Karena Indonesia tidak memperbolehkan warga negaranya untuk memiliki kewarganegaraan ganda, hal ini juga berarti bahwa semua orang yang dicabut kewarganegaran Indonesianya akan menjadi orang tanpa kewarganegaraan. Hal ini bertentangan dengan kewajiban negara-negara untuk menghindari seseorang menjadi tanpa kewarganegaraan, sebuah prinsip dasar yang telah diakui menjadi suatu norma hukum kebiasaan internasional, dan secara khusus untuk tidak membuat seseorang kehilangan kewarganegaraan yang membuatnya menjadi tanpa kewarganegaraan.
Rekomendasi
Kami kami mengakui bahwa dalam beberapa tahun belakang ini ada beberapa serangan-serangan kekerasan berbasis suatu ideology tertentu terhadap warga di Indonesia. Indonesia memiliki kewajiban untuk melindungi hak atas hidup dari warga tersebut, tetapi serangan-serangan keji belakangan ini tidak bisa digunakan untuk membuat situasi HAM mundur atas nama keamanan, dan adalah penting sekali bahwa upaya-upaya penanggulangan tindak pidana terorisme dilakukan secara proporsional. Penting dalam perubahan tersebut untuk mengadopsi sebuah pendekatan yang menghormati HAM dan supremasi hukum.

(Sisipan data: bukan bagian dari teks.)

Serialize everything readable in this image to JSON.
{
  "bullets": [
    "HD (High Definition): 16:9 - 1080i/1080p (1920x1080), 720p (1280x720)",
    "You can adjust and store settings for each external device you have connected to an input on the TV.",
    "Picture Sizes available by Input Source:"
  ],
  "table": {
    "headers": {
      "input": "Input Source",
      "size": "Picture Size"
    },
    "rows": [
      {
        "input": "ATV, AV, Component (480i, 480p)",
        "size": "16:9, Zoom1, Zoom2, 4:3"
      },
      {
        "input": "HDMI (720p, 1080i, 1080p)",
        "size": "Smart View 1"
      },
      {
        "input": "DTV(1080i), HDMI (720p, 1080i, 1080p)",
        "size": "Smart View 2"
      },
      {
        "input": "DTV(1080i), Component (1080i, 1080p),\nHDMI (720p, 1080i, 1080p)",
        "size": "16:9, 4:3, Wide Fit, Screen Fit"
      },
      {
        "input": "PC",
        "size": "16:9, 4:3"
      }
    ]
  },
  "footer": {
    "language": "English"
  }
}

Oleh karena itu, kami mendesak Anda sebagai Ketua Pansus Terorisme DPR RI untuk mengambil langkah-langkah berikut ini:
n Memastikan bahwa amandemen dari UU Pemberantasan Tindak Pidana Terorisme sesuai dengan hukum dan standar-standar internasional, khususnya dengan kewajiban-kewajiban Indonesia di bawah hukum kebiasaan internasional dan hukum-hukum HAM di mana Indonesia menjadi Negara Pihaknya;
n Memastikan bahwa UU tersebut tidak mengizinkan pihak berwenang mana pun untuk menahan seseorang kecuali orang itu dikenakan ancaman pidana secara segera dan diadili dalam waktu yang wajar;
n Memastikan bahwa UU ini menyediakan ketentuan bahwa para tahanan tidak dibatasi aksesnya terhadap pengacara, dan ada pemberitahuan cepat dan hubungan rutin dengan anggota keluarga mereka atau pihak ketiga yang dipilih mereka, sebagai cara pengawasan penting dari keselamatan diri mereka dan kondisi penahanan mereka;
n Memastikan bahwa UU ini diamandemen dengan memasukan pernyataan yang eksplisit bahwa tidak ada satu pun ketentuan di dalam undang-undang ini yang ditafsirkan atau diterapkan dengan cara melanggar atau tidak konsisten dengan kewajiban-kewajiban HAM internasional Indonesia, khususnya terkait larangan absolut penyiksaan dan perlakuan atau penghukuman lainnya yang kejam, tidak manusiawi, dan merendahkan martabat. UU ini juga harus memasukan sebuah ketentuan yang menyatakan bahwa pernyataan-pernyataan atau bentuk barang bukti lainnya yang diambil sebagai hasil suatu tindak penyiksaan, perlakukan buruk, atau bentuk lain paksaan dikeluarkan sebagai suatu barang bukti di segala proses hukum, kecuali mereka diajukan melawan para pelaku pelanggaran HAM tersebut (sebagai barang bukti bahwa pernyataan mereka dibuat lewat suatu pelanggaran HAM);
n Memastikan bahwa ketentuan-ketentuan yang memperluas cakupan penggunaan hukuman mati disingkirkan, dan menerapkan sebuah moratorium terhadap eksekusi mati, mengubah vonis mati yang ada, dan membawa undang-undang yang memiliki hukuman mati sesuai dengan hukum dan standar-standar internasional sebagai langkah pertama menuju penghapusan penuh hukuman mati;
n Memastikan bahwa ketentuan-ketentuan yang mencabut kewarganegaraan disingkirkan atau secara mendasar diubah sehingga memastikan bahwa tidak ada seorang pun yang bisa dicabut kewarganegaraannya yang membuatnya menjadi tanpa kewarganegaraan atau pencabutan kewarganegaraannya secara semena-mena lainnya.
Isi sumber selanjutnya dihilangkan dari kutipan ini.